As we approach year-end, we are all celebrating that 2020 will finally be over. For some of us though, 2020 will drag on for a few more months as we close the books and complete our annual (and friendly, I might add) audit process. Here are a couple of thoughts worth remembering for our friends who have elected the private company accounting alternative for goodwill.

Under the existing accounting guidance for evaluating goodwill impairment (FASB ASC 350-20-35-30), a company is required to evaluate its goodwill for impairment between annual tests if an event occurs or circumstances change that would more likely than not reduce the fair value of a reporting unit below its carrying amount (aka “triggering events”). Put more simply, a global pandemic could very well be a triggering event that would require a private company to recognize a goodwill impairment when it occurs. Given the transaction multiples that were present in the M&A market prior to the COVID-19 pandemic, impairment was already going to be on the minds of accountants this year-end, but the intricacies of existing GAAP only served to compound the impairment discussions.

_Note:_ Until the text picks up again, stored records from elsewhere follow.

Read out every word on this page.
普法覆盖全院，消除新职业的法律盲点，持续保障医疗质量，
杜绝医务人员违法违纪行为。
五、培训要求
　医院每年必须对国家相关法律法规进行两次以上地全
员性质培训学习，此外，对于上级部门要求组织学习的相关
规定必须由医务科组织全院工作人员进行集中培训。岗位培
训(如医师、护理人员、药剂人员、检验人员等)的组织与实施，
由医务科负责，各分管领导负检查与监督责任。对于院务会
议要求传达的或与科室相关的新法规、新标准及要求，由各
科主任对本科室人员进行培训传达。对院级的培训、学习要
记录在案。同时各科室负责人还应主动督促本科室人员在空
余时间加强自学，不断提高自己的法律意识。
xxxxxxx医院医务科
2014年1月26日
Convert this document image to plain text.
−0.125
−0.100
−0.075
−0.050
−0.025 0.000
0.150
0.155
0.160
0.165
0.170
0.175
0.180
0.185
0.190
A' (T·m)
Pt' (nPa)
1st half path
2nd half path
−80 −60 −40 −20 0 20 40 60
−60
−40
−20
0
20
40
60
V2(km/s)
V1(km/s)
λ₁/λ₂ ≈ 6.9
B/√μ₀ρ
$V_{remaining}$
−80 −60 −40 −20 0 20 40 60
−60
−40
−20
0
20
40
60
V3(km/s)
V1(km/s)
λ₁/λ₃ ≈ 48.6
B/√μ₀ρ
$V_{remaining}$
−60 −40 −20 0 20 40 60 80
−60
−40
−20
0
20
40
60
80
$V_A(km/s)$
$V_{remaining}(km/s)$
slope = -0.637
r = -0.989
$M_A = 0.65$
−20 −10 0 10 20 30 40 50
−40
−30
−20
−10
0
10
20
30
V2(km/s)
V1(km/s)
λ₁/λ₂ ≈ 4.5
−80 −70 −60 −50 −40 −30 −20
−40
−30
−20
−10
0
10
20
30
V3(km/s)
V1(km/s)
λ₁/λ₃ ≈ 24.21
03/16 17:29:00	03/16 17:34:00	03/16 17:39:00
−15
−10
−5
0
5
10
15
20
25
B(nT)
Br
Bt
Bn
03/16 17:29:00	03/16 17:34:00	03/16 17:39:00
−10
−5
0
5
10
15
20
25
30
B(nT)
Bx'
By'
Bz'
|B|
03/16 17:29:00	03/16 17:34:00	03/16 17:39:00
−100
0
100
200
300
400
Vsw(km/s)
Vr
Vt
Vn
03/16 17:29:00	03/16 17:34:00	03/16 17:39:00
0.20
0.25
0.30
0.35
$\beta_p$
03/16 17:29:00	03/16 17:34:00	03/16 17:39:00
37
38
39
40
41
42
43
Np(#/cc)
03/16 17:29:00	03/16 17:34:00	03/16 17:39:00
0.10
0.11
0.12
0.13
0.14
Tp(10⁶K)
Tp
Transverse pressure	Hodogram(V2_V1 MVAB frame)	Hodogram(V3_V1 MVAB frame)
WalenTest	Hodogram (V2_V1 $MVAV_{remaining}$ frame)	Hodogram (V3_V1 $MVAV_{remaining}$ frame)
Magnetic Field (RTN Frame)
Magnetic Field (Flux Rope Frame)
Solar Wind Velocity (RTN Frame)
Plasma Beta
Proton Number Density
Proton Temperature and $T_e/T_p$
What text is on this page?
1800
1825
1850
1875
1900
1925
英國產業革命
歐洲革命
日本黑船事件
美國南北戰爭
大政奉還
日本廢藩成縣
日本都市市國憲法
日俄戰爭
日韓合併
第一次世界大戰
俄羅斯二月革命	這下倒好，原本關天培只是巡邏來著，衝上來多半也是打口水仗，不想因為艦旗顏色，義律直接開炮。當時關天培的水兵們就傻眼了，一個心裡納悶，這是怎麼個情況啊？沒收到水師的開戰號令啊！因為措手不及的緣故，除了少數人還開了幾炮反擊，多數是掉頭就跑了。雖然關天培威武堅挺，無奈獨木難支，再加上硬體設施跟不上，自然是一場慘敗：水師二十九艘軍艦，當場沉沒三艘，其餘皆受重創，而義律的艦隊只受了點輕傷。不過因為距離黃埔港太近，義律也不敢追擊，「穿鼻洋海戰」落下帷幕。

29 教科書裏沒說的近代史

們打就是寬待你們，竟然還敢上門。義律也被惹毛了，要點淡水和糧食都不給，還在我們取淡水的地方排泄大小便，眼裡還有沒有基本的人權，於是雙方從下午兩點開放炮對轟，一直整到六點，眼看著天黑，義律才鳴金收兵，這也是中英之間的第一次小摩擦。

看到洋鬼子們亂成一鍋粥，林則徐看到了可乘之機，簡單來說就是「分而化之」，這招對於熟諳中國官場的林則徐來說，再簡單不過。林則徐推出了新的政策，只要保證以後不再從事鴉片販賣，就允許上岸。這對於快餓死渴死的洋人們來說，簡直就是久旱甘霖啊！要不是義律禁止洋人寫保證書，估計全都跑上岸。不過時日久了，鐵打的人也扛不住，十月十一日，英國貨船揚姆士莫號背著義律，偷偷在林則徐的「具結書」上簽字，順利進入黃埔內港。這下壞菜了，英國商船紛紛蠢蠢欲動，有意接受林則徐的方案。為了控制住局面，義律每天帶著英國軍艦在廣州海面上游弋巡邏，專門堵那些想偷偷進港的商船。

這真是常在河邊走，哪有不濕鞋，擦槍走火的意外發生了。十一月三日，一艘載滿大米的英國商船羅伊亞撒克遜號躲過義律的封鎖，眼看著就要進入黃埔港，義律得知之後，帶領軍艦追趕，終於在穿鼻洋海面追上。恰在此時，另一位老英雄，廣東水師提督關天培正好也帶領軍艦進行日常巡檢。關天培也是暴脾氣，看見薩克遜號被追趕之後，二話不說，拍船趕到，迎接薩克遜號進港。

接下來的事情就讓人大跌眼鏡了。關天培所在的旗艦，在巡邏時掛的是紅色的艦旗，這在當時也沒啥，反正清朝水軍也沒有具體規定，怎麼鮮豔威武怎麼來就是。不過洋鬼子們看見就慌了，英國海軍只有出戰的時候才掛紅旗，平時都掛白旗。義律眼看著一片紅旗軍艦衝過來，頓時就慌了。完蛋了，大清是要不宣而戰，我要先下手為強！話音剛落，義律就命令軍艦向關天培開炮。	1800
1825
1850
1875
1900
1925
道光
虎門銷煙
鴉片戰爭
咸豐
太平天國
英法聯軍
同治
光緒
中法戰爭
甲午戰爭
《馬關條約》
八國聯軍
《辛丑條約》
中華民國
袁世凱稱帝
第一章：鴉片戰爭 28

Given the unprecedented circumstances, the FASB appears to have sympathized with private companies and has added a project to its technical agenda to address the challenges that an interim evaluation of triggering events during 2020 would cause for private companies. The existing impairment guidance would be especially punitive to companies that were able to prudently respond to the changing economic conditions and end 2020 on a solid path to recovery despite an interim drop in performance during the year. It would also add cost and frustration to private equity portfolio company audits that would typically adjust EBITDA for any recognized impairment charges in the determination of debt covenant compliance and for year-end portfolio valuation purposes.

The triggering event evaluation alternative that was tentatively decided by the FASB had the following characteristics:

  • Provide an accounting alternative that would allow entities within the scope of the guidance to perform a goodwill triggering event evaluation on the annual reporting date only.
  • Limit the scope of the alternative to entities that meet the definition of private companies and not-for-profit entities as those terms are defined in the Codification’s Master Glossary.
  • Limit the scope of the alternative to entities that report GAAP-compliant financial statements on an annual basis only.
  • Limit the scope of the alternative to goodwill that is tested for impairment in accordance with Subtopic 350-20, Intangibles—Goodwill and Other—Goodwill.
  • Not limit the guidance to a specified time period, but instead make it available on an ongoing basis.
  • Require no additional disclosures beyond the current requirements in Topic 235, Notes to Financial Statements, and Subtopic 350-20.
  • The amendments should be applied prospectively.
  • The amendments should be effective for annual reporting periods beginning after December 15, 2019. Early application would be permitted for financial statements that have not yet been issued or made available for issuance.

Entities should be allowed an unconditional one-time election to adopt the proposed alternative prospectively after its effective date without assessing preferability under Topic 250, Accounting Changes and Error Corrections.

Accountants know that even a few weeks before year-end the rules can still change, so don’t spike the football and shoot off the fireworks just yet. The FASB issued a proposed Accounting Standards Update on December 21, 2020, and the comment period closes on January 20, 2021. We believe that there is a high likelihood that private companies would be able to take advantage of this relief as a final ASU is expected to be approved before typical 90 and 120-day reporting deadlines and audited financial statements are issued. For companies that are able to take advantage of the proposed relief, the presence of a triggering event at year-end should still be carefully evaluated given the continuing impact of the Covid-19 pandemic, and goodwill impairment should be discussed with your audit team as early in the year-end close process as possible.